אֵין שׁוֹחֲטִין לֹא לְתוֹךְ יַמִּים, וְלֹא לְתוֹךְ נְהָרוֹת, וְלֹא לְתוֹךְ כֵּלִים. אֲבָל שׁוֹחֵט הוּא לְתוֹךְ עוּגָא שֶׁל מַיִם, וּבִסְפִינָה, עַל גַּבֵּי כֵלִים. אֵין שׁוֹחֲטִין לְגֻמָּא כָּל עִקָּר, אֲבָל עוֹשֶׂה גֻמָּא בְתוֹךְ בֵּיתוֹ בִּשְׁבִיל שֶׁיִּכָּנֵס הַדָּם לְתוֹכָהּ. וּבַשּׁוּק לֹא יַעֲשֶׂה כֵן, שֶׁלֹּא יְחַקֶּה אֶת הַמִּינִין:
Il n'est pas permis d'abattre [pour que le sang coule] dans la mer ou dans une rivière, ou de placer l'animal dans un bateau; mais il est permis d'abattre dans un fossé humide ou dans un ustensile à bord d'un navire. Il est interdit d'abattre dans aucune fosse du tout, mais il est permis de faire une fosse à l'intérieur de la maison, afin que le sang puisse s'y recueillir; mais cela n'est pas permis dans la rue publique, pour ne pas accepter la coutume des hérétiques.

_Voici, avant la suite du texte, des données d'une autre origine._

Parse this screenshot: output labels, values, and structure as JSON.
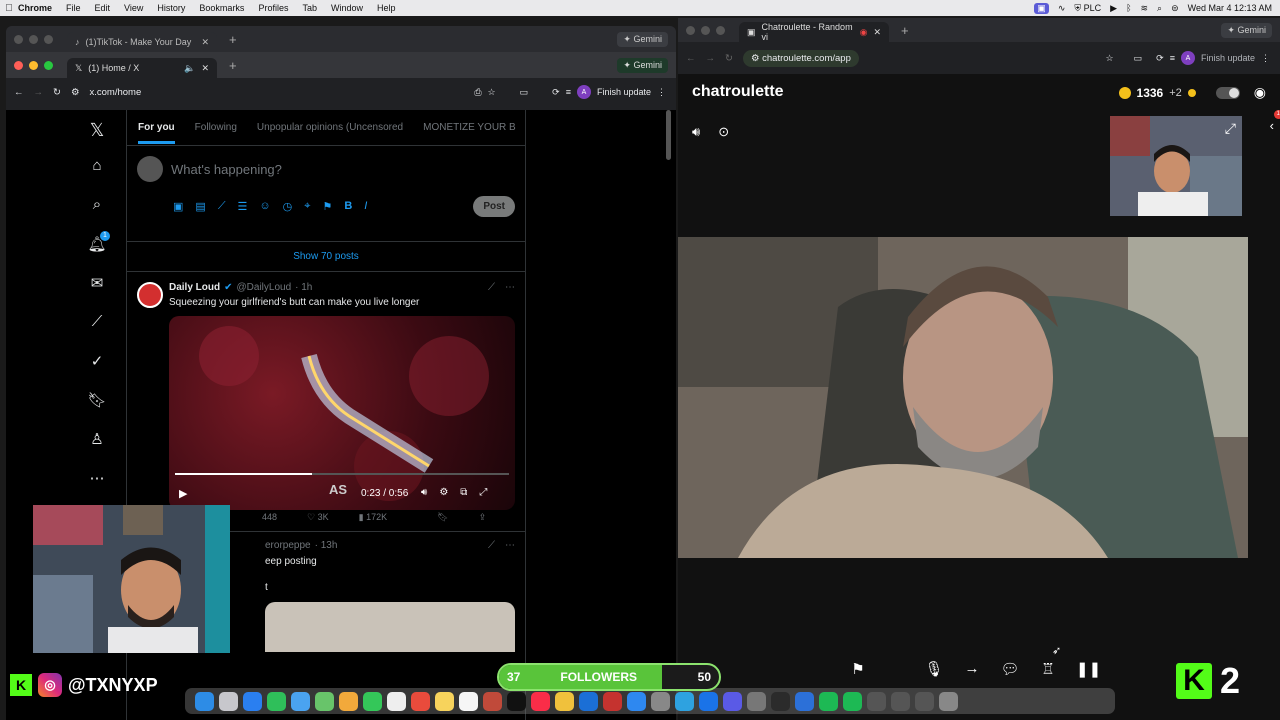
{
  "menubar": {
    "app": "Chrome",
    "items": [
      "File",
      "Edit",
      "View",
      "History",
      "Bookmarks",
      "Profiles",
      "Tab",
      "Window",
      "Help"
    ],
    "status_plc": "PLC",
    "clock": "Wed Mar 4  12:13 AM"
  },
  "left_window": {
    "outer_tab": "(1)TikTok - Make Your Day",
    "inner_tab": "(1) Home / X",
    "gemini": "Gemini",
    "url": "x.com/home",
    "finish_update": "Finish update",
    "avatar_letter": "A"
  },
  "x": {
    "tabs": [
      "For you",
      "Following",
      "Unpopular opinions (Uncensored",
      "MONETIZE YOUR B"
    ],
    "compose_placeholder": "What's happening?",
    "post_button": "Post",
    "show_posts": "Show 70 posts",
    "notification_count": "1",
    "tweet1": {
      "author": "Daily Loud",
      "handle": "@DailyLoud",
      "time": "· 1h",
      "text": "Squeezing your girlfriend's butt can make you live longer",
      "video_time": "0:23 / 0:56",
      "video_watermark": "AS",
      "video_progress": 0.41,
      "retweets": "448",
      "likes": "3K",
      "views": "172K"
    },
    "tweet2": {
      "handle_fragment": "erorpeppe",
      "time": "· 13h",
      "text": "eep posting",
      "text2": "t"
    }
  },
  "right_window": {
    "tab": "Chatroulette - Random vi",
    "url": "chatroulette.com/app",
    "finish_update": "Finish update",
    "gemini": "Gemini",
    "avatar_letter": "A"
  },
  "chatroulette": {
    "logo": "chatroulette",
    "coins": "1336",
    "bonus": "+2",
    "notification": "1"
  },
  "overlay": {
    "handle": "@TXNYXP",
    "followers_label": "FOLLOWERS",
    "followers_current": "37",
    "followers_goal": "50",
    "kick_count": "2"
  },
  "colors": {
    "x_blue": "#1d9bf0",
    "kick_green": "#53fc18",
    "follower_bar": "#59c43a",
    "coin_gold": "#f4c01b"
  }
}
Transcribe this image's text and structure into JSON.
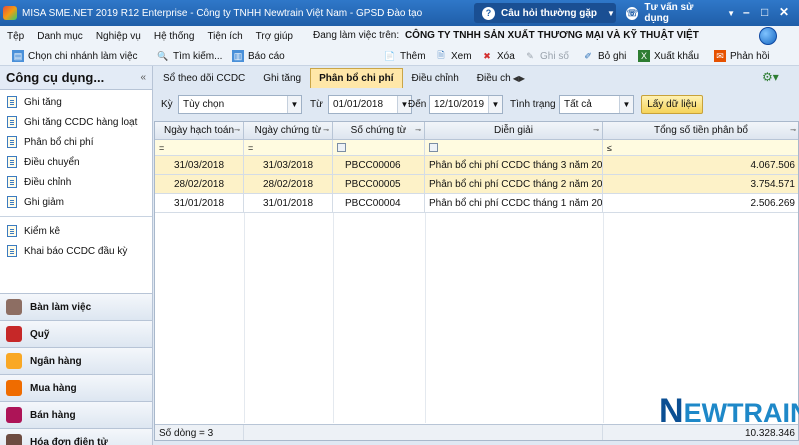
{
  "titlebar": {
    "title": "MISA SME.NET 2019 R12 Enterprise - Công ty TNHH Newtrain Việt Nam - GPSD Đào tạo",
    "faq": "Câu hỏi thường gặp",
    "consult": "Tư vấn sử dụng"
  },
  "menu": [
    "Tệp",
    "Danh mục",
    "Nghiệp vụ",
    "Hệ thống",
    "Tiện ích",
    "Trợ giúp"
  ],
  "company": {
    "label": "Đang làm việc trên:",
    "name": "CÔNG TY TNHH SẢN XUẤT THƯƠNG MẠI VÀ KỸ THUẬT VIỆT"
  },
  "toolbar": {
    "branch": "Chọn chi nhánh làm việc",
    "search": "Tìm kiếm...",
    "report": "Báo cáo",
    "add": "Thêm",
    "view": "Xem",
    "delete": "Xóa",
    "post": "Ghi số",
    "unpost": "Bỏ ghi",
    "export": "Xuất khẩu",
    "feedback": "Phản hồi"
  },
  "left_panel": {
    "title": "Công cụ dụng...",
    "items": [
      "Ghi tăng",
      "Ghi tăng CCDC hàng loạt",
      "Phân bổ chi phí",
      "Điều chuyển",
      "Điều chỉnh",
      "Ghi giảm"
    ],
    "items2": [
      "Kiểm kê",
      "Khai báo CCDC đầu kỳ"
    ],
    "modules": [
      "Bàn làm việc",
      "Quỹ",
      "Ngân hàng",
      "Mua hàng",
      "Bán hàng",
      "Hóa đơn điện tử"
    ]
  },
  "tabs": [
    "Sổ theo dõi CCDC",
    "Ghi tăng",
    "Phân bổ chi phí",
    "Điều chỉnh",
    "Điều ch"
  ],
  "active_tab": "Phân bổ chi phí",
  "filters": {
    "period_label": "Kỳ",
    "period_value": "Tùy chọn",
    "from_label": "Từ",
    "from_value": "01/01/2018",
    "to_label": "Đến",
    "to_value": "12/10/2019",
    "status_label": "Tình trạng",
    "status_value": "Tất cả",
    "get_data": "Lấy dữ liệu"
  },
  "grid": {
    "columns": [
      "Ngày hạch toán",
      "Ngày chứng từ",
      "Số chứng từ",
      "Diễn giải",
      "Tổng số tiền phân bổ"
    ],
    "filter_ops": [
      "=",
      "=",
      "",
      "",
      "≤"
    ],
    "rows": [
      [
        "31/03/2018",
        "31/03/2018",
        "PBCC00006",
        "Phân bổ chi phí CCDC tháng 3 năm 20...",
        "4.067.506"
      ],
      [
        "28/02/2018",
        "28/02/2018",
        "PBCC00005",
        "Phân bổ chi phí CCDC tháng 2 năm 20...",
        "3.754.571"
      ],
      [
        "31/01/2018",
        "31/01/2018",
        "PBCC00004",
        "Phân bổ chi phí CCDC tháng 1 năm 20...",
        "2.506.269"
      ]
    ],
    "row_count": "Số dòng = 3",
    "total": "10.328.346"
  },
  "logo": {
    "first": "N",
    "rest": "EWTRAIN"
  },
  "colors": {
    "titlebar": "#1f5ea8",
    "active_tab": "#ffe7a8",
    "highlight_row": "#fdf2c8"
  }
}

הַשּׁוֹחֵט לְשֵׁם עוֹלָה, לְשֵׁם זְבָחִים, לְשֵׁם אָשָׁם תָּלוּי, לְשֵׁם פֶּסַח, לְשֵׁם תּוֹדָה, שְׁחִיטָתוֹ פְסוּלָה. וְרַבִּי שִׁמְעוֹן מַכְשִׁיר. שְׁנַיִם אוֹחֲזִין בְּסַכִּין וְשׁוֹחֲטִין, אֶחָד לְשֵׁם אַחַד מִכָּל אֵלּוּ, וְאֶחָד לְשֵׁם דָּבָר כָּשֵׁר, שְׁחִיטָתוֹ פְסוּלָה. הַשּׁוֹחֵט לְשֵׁם חַטָּאת, לְשֵׁם אָשָׁם וַדַּאי, לְשֵׁם בְּכוֹר, לְשֵׁם מַעֲשֵׂר, לְשֵׁם תְּמוּרָה, שְׁחִיטָתוֹ כְשֵׁרָה. זֶה הַכְּלָל, כָּל דָּבָר שֶׁנִּדָּר וְנִּדָּב, הַשּׁוֹחֵט לִשְׁמוֹ, אָסוּר, וְשֶׁאֵינוֹ נִדָּר וְנִדָּב, הַשּׁוֹחֵט לִשְׁמוֹ, כָּשֵׁר:
Quand une personne abat un animal [pour usage profane hors du temple] comme holocauste ou [autre] sacrifice, ou comme offrande pour le péché douteux, ou comme sacrifice pascal, ou comme offrande d'action de grâce, c'est Pasool; mais R. Siméon le considère comme Cashér. Lorsque deux personnes s'emparent d'un couteau lors de l'abattage, et que l'une d'elles l'a fait avec l'intention de l'abattre comme l'un des sacrifices mentionnés, et l'autre avec une intention légitime, c'est Pasool. Quand il a été abattu comme offrande pour le péché, ou comme offrande d'intrusion, ou comme premier-né, ou comme dîme [d'animaux], ou comme sacrifice échangé, c'est Cashér; car c'est la règle: «Si l'animal à dents a été abattu en sacrifice qui peut être offert par vœu volontaire, c'est Pasool; mais s'il a été abattu comme n'importe quel autre sacrifice, c'est Cashér.